A town of 8,000 people in 1900 would have supported at least 10 butchers, greengrocers, a fishmonger, and several general grocers, many open long hours. Shopping locally was part of life. It’s entirely possible you’d have been able to get your sausages faster in 1900 than in 2022 if you don’t live in London – at least if you were prepared to step outside the door.
One of the charges levied at the likes of Deliveroo is that they’ve made us lazy, unable and unwilling to plan and buy accordingly, or to walk to a local shop. But surveys of shopping habits in the past show that very few people ever did one big shop a week with no top ups. It was the ideal in 1970s and 1980s, when out-of-town supermarkets boomed, and the car was king. But there were always those without cars, those who couldn’t afford a weekly (or monthly) shop or those who preferred to shop on an ad-hoc basis.
Even in the 18th century, when well-stocked high streets were in their infancy, and many goods needed ordering from urban centres – tea, spices, chocolate and other luxuries especially – not everyone was a planner. Some people stockpiled: others paid for expedited delivery and others just cursed their lack of organisation.

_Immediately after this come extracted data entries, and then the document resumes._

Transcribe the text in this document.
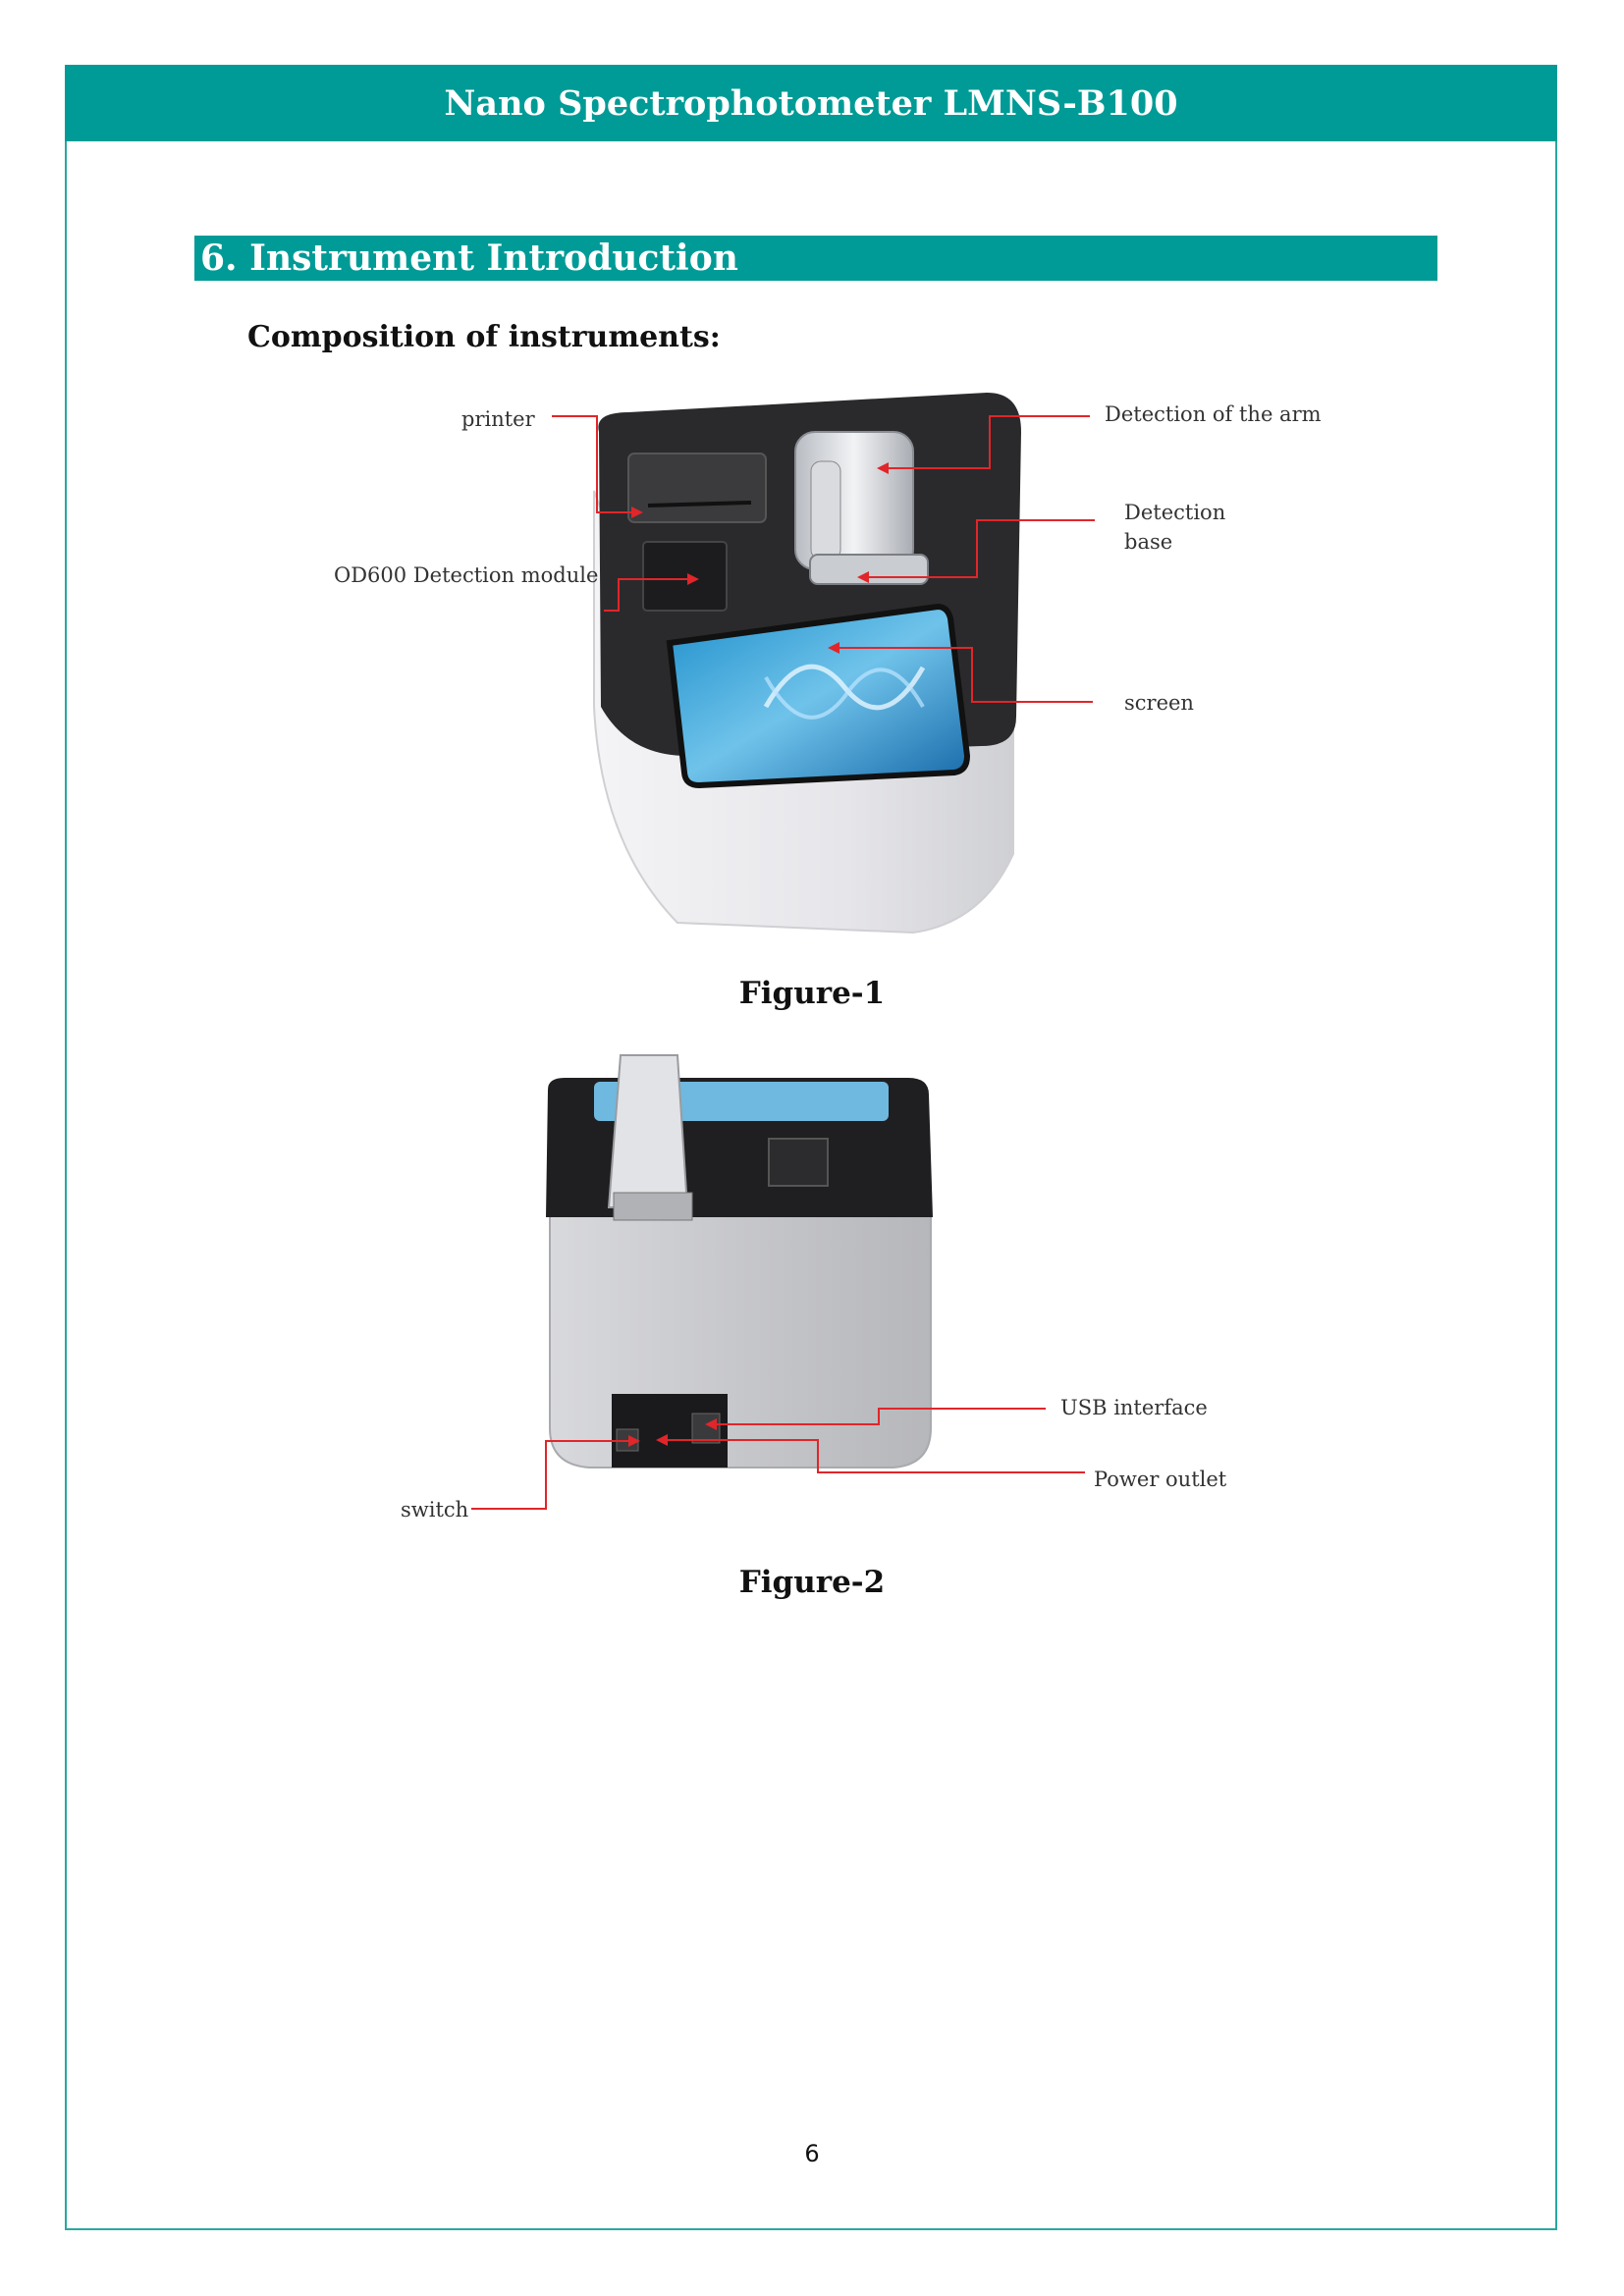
Nano Spectrophotometer LMNS-B100
6. Instrument Introduction
Composition of instruments:
printer	Detection of the arm
Detection
base
OD600 Detection module
screen
Figure-1
USB interface
Power outlet
switch
Figure-2
6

It’s easy to decry the rise of fast delivery services as pandering to a cash-rich, time-poor user base who don’t care about the high street and can’t plan ahead. But we shouldn’t forget that app-based ordering is a massive boon to those with mobility issues or who can’t get to a shop: it’s not just about drunk people who need crisps or cooks who forgot they were out of soy sauce. How we shop has always changed depending on our needs, our wealth and our geography.
There are genuine concerns – over worker welfare, environmental sustainability, consumer choice and other issues – but let’s not pretend that change is something new. Ultimately, the way we shop is driven by the way we want to shop, whether it’s perched at the grocery counter choosing between stoned and unstoned sultanas, or clicking between beers from the comfort of the sofa.